It is understood from a report in the Telegraph that Barclays plc and Lloyds Banking Group are writing to businesses engaged in litigation with them over the interest swap mis-selling scandal asking them to suspend their claims until they find out whether they are eligible for the FSA deal, which would provide “redress” to such firms.
However, the FSA scheme would potentially limit compensation to “non-sophisticated” customers, so it is likely that many firms will reject the request and press ahead with litigation.
One such firm is the Guardian Care Homes Group, which has made a £36m claim against Barclays over the mis-selling of two interest rate hedging agreements, an interest rate swap and an interest rate collar agreement.

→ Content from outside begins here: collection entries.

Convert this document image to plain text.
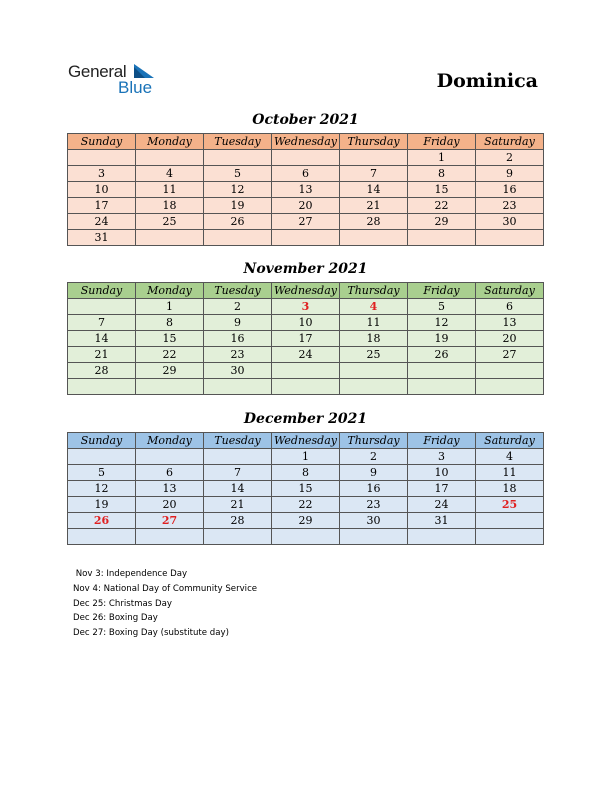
General
Blue	Dominica
October 2021
Sunday	Monday	Tuesday	Wednesday	Thursday	Friday	Saturday
					1	2
3	4	5	6	7	8	9
10	11	12	13	14	15	16
17	18	19	20	21	22	23
24	25	26	27	28	29	30
31						
November 2021
Sunday	Monday	Tuesday	Wednesday	Thursday	Friday	Saturday
	1	2	3	4	5	6
7	8	9	10	11	12	13
14	15	16	17	18	19	20
21	22	23	24	25	26	27
28	29	30				

December 2021
Sunday	Monday	Tuesday	Wednesday	Thursday	Friday	Saturday
			1	2	3	4
5	6	7	8	9	10	11
12	13	14	15	16	17	18
19	20	21	22	23	24	25
26	27	28	29	30	31	

Nov 3: Independence Day
Nov 4: National Day of Community Service
Dec 25: Christmas Day
Dec 26: Boxing Day
Dec 27: Boxing Day (substitute day)
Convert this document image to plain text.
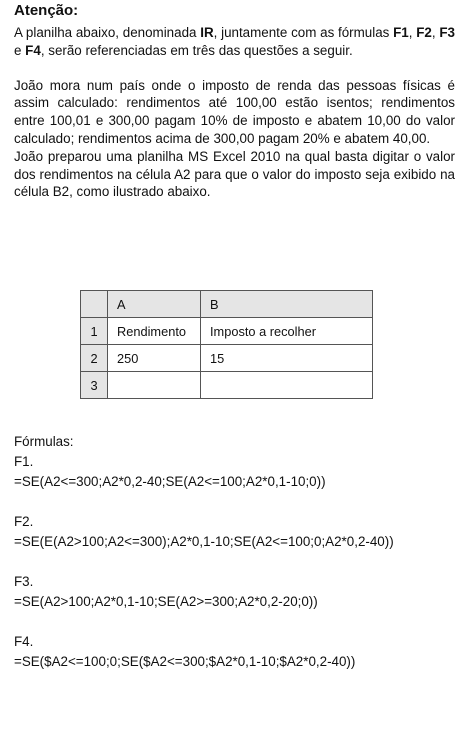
Atenção:

A planilha abaixo, denominada IR, juntamente com as fórmulas F1, F2, F3 e F4, serão referenciadas em três das questões a seguir.

João mora num país onde o imposto de renda das pessoas físicas é assim calculado: rendimentos até 100,00 estão isentos; rendimentos entre 100,01 e 300,00 pagam 10% de imposto e abatem 10,00 do valor calculado; rendimentos acima de 300,00 pagam 20% e abatem 40,00.

João preparou uma planilha MS Excel 2010 na qual basta digitar o valor dos rendimentos na célula A2 para que o valor do imposto seja exibido na célula B2, como ilustrado abaixo.

	A	B
1	Rendimento	Imposto a recolher
2	250	15
3		

Fórmulas:

F1.

=SE(A2<=300;A2*0,2-40;SE(A2<=100;A2*0,1-10;0))

F2.

=SE(E(A2>100;A2<=300);A2*0,1-10;SE(A2<=100;0;A2*0,2-40))

F3.

=SE(A2>100;A2*0,1-10;SE(A2>=300;A2*0,2-20;0))

F4.

=SE($A2<=100;0;SE($A2<=300;$A2*0,1-10;$A2*0,2-40))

The case could open the way to claims for sums far exceeding direct losses incurred through Libor manipulation, which were admitted in a £290m settlement with regulators last month.
Gary Hartland, the group’s chief executive, said: “We’re not going to choose the FSA scheme, which has no parameters and questionable credibility, over a court ruling. (Barclays’} approach is frustrating, but unsurprising given their past treatment of smaller businesses.”
In 2007 Mr Hartland took out a £70m pound loan with Barclays and was forced to take out an interest rate swap as a condition of the loan but assured that it would save the group money. Ultimately, however, it cost his business an extra £12.5m in interest, hence the court case.
And campaign group Bully Banks is warning of further litigation, with a spokesman saying: “…it seems banks aren’t offering anything meaningful to persuade companies to deviate from the legal route.”
As Gary Hartland said: “If we could prove Libor had been fixed the game was over. They (Barclays) were loading the dice. They were offering you a bet and at the same time fixing the bet.”